I might also add that if a child can go to college they are very privileged…there are so many that will never have that opportunity. Finding a job and moving out to become independent is a real accomplishment. Joining the military is an act of courage. I applaud the tenacity of young people today. Let’s be happy for them…OK?
What do you think?
Kristen
Tuesday 18th of August 2015
I think you can look at both sides. As a parent who has sent off three of my four children to college, I can definitely say that there were sad moments when I missed having them around, going to watch them play sports in high school or taking pictures before various dances. Of course, my excitement for them to enter into a whole new world of college and the experience that brings was evident as well. I think it really depends on the family. I just took my daughter to school this last Sunday. I know she is having fun and meeting new people but I do miss seeing her sweet face everyday. Do I love the new freedoms I have? Absolutely. Is my life going on without her around? Of course. But she has been a big part of my life for the last 18 years so yes, I am a little sad but I am happy too.
Barbara Torris
Tuesday 8th of September 2015
Kristin, I think you are striking a perfect balance. Your children see what you do and learn that they are individuals with unique ideas. In the end, it is the example you are setting now that is so important.
Candace Allan
Monday 17th of August 2015
oh I so agree. I wrote one of those books - Text Me, Love Mom; Two Girls, Two Boys, One Empty Nest - but I like to think I was launching them into a world of high adventure and new escapades. Sure there were some lonely nights on both sides but it really is a 'feel better' book about our family getting there bearings again. www.textmelovemom.com
Barbara Torris
Tuesday 8th of September 2015
I always felt as though I wanted to be a mouse peeking out of their pocket and just feel the wind under their wings. The loneliness was not so much for them as for the time on my hands. But, like my children, I embraced the new adventure and am very happy.
Barbara Hammond
Monday 17th of August 2015
I could not agree more.
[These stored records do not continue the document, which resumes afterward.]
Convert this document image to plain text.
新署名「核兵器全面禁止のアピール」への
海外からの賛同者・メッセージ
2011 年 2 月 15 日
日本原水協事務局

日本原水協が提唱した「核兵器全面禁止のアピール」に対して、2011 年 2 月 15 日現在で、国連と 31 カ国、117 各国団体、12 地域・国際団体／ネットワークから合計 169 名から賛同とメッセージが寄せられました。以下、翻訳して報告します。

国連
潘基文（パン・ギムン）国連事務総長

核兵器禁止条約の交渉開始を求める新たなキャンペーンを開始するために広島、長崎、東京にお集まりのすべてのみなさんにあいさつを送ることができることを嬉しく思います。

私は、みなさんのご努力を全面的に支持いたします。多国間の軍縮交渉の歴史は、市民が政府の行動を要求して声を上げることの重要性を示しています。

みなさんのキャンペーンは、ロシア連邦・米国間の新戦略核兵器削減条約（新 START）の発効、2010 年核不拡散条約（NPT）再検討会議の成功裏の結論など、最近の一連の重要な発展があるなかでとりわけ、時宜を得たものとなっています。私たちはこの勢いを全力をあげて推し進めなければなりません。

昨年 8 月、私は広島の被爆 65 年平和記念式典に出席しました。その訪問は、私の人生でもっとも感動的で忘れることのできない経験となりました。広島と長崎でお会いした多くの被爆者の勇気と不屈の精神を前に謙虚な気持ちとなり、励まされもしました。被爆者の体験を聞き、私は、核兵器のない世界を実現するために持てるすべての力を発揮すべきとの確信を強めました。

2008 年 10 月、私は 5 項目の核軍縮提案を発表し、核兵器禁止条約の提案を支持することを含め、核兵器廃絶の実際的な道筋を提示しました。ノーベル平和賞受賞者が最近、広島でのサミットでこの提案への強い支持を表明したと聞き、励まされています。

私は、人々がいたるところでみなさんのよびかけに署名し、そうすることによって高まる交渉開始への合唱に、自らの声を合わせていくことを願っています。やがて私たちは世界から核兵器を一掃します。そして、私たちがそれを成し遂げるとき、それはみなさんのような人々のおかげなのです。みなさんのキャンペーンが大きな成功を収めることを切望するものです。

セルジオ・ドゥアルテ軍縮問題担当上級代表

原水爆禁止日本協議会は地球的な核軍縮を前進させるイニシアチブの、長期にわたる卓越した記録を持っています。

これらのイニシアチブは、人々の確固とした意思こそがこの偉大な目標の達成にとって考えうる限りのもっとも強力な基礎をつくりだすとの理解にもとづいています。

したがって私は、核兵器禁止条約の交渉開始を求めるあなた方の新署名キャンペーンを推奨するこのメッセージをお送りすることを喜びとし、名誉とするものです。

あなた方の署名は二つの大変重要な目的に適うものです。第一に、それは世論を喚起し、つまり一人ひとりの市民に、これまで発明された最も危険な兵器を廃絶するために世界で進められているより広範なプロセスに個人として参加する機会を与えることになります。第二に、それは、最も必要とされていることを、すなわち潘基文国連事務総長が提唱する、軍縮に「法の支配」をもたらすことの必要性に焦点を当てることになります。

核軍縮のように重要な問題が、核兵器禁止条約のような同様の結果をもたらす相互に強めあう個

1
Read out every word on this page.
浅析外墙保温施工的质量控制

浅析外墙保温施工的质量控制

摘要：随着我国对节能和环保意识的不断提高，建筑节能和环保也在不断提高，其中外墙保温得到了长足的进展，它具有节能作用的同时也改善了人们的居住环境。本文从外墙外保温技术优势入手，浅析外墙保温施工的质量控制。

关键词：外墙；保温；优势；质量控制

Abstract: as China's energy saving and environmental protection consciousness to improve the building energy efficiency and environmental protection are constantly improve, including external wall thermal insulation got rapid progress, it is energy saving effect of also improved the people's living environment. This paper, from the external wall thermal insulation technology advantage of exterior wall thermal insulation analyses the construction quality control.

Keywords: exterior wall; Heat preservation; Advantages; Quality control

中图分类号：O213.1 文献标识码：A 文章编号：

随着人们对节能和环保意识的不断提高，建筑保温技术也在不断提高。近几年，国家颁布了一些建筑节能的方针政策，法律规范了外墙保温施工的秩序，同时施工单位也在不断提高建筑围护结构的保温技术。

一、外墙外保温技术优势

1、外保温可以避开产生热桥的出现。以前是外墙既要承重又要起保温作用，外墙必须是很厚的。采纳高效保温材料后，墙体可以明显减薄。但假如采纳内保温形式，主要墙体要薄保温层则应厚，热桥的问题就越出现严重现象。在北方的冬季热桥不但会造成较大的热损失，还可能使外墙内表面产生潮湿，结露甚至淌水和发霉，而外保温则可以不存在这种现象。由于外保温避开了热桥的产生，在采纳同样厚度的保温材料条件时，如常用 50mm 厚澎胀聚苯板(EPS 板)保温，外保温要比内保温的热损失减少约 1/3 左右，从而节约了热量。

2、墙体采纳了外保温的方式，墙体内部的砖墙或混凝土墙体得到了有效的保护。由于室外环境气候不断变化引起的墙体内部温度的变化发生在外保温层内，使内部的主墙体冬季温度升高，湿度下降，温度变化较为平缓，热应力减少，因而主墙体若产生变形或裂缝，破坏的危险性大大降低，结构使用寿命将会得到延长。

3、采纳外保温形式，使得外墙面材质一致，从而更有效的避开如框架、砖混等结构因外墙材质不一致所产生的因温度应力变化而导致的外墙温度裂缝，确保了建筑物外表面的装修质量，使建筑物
For me, it was about feeling pride in getting them out into the world, and rejoicing in the freedom I felt I'd never had before. Having raised siblings and then having my first child 9 months after getting married, I was ready for ME time. I don't apologize for it. I remember asking a friend of mine who was vying for the mother of the year award every year, "What will you do when they leave home?" She replied, "Well I hope I'll have grandchildren!" I couldn't help but feel sorry for her. Great post! b
Barbara Torris
Tuesday 8th of September 2015
I know what you mean. So many women I know cannot even bring themselves to leave their house because they are still taking control of a child or grandchild's life. Retirement and enjoying time with their husband does not even enter their mind. It is very sad.